The consequences of this divide are grave. First of all for research: because none of this research is really intended to be used in the classroom, or to be communicated to managers in some other form, it is not suited to serve that purpose. The goal is publication in a prestigious academic journal, but that does not make it useful or even offer a guarantee that the research findings provide much insight into the workings of business reality.
It is not a new problem. In 1994, Don Hambrick, then the president of the Academy of Management, said: “We read each others’ papers in our journals and write our own papers so that we may, in turn, have an audience … an incestuous, closed loop.” Management research is not required to be relevant. Consequently much of it is not.
But business education clearly also suffers. What is being taught in management courses is usually not based on solid scientific evidence. Instead, it concerns the generalisation of individual business cases or the lessons from popular management books. Such books often are based on the appealing formula that they look at several successful companies, see what they have in common and conclude that other companies should strive to do the same thing. But how do you know that the advice provided is reasonable, or if it comes from tomorrow’s Enrons, RBSs, Lehmans and WorldComs? How do you know that today’s advice and cases will not later be heralded as the epitome of mismanagement?
How could rigorous and relevant management research help? In the 1990s, ISO9000 (a quality management systems standard) spread through many industries. But research by professors Mary Benner and Mike Tushman showed that its adoption could, in time, lead to a fall in innovation (because ISO9000 does not allow for deviations from a set standard, which innovation requires), making the adopter worse off. This research was overlooked by practitioners, many business schools continued to applaud the benefits of ISO9000 in their courses, while firms continued – and still do – to implement the practice, ignorant of its potential pitfalls. Yet this research offers a clear example of the possible benefits of scientific research methods: rigorous research that reveals unintended consequences to expose the true nature of a business practice.
However, such research with important practical implications unfortunately is the exception rather than the rule. Moreover, even relevant research is largely ignored in business education – as happened to the findings by Benner and Tushman.
Of course one should not make the mistake that business cases and business books based on personal observation and opinion are without value.

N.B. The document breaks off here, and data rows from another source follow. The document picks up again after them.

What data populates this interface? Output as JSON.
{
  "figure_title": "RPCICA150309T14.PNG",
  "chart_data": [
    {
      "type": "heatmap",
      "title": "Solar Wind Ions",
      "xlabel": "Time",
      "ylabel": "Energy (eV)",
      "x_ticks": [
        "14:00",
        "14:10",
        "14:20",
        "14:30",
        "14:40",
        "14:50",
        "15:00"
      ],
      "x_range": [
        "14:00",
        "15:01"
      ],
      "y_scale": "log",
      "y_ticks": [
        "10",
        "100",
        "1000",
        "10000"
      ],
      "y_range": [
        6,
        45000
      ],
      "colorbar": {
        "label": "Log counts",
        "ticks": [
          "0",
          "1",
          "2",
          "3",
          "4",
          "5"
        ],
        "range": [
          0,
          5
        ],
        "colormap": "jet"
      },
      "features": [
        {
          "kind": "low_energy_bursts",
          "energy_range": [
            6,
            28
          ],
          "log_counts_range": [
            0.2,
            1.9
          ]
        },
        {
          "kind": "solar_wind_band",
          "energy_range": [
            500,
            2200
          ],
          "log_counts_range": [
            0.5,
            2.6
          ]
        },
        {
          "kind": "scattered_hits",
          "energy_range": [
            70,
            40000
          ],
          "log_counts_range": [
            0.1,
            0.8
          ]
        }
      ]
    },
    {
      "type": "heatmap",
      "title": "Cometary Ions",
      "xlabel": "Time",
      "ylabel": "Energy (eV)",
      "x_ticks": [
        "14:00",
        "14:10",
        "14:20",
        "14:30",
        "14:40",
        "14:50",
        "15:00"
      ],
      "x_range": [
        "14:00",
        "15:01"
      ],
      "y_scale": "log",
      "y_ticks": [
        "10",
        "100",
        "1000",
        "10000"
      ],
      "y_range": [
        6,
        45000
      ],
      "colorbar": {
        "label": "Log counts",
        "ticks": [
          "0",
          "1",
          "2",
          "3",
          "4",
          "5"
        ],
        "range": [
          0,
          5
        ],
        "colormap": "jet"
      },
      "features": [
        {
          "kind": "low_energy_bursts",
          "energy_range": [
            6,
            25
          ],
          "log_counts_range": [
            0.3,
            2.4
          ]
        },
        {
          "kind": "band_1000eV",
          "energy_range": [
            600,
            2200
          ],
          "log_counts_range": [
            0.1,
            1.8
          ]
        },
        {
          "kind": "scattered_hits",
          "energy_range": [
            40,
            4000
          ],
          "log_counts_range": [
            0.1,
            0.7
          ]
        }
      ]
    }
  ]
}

They potentially offer a great source of practical experience. Similarly, it would be naive to assume that scientific research can provide custom-made answers. Rigorous management research could and should provide the basis for skilled managers to make better decisions. However, they cannot do that without the in-depth knowledge of their specific organisation and circumstances.
Yet, at present, business schools largely fail in providing rigorous, evidence-based teaching. Instead, the separation between research and teaching causes their courses to rely largely on dangerously simplified generalisations at a time when corporate pitfalls – that recently laid our economies low – epitomise a need for more sound management in favour of popular fads.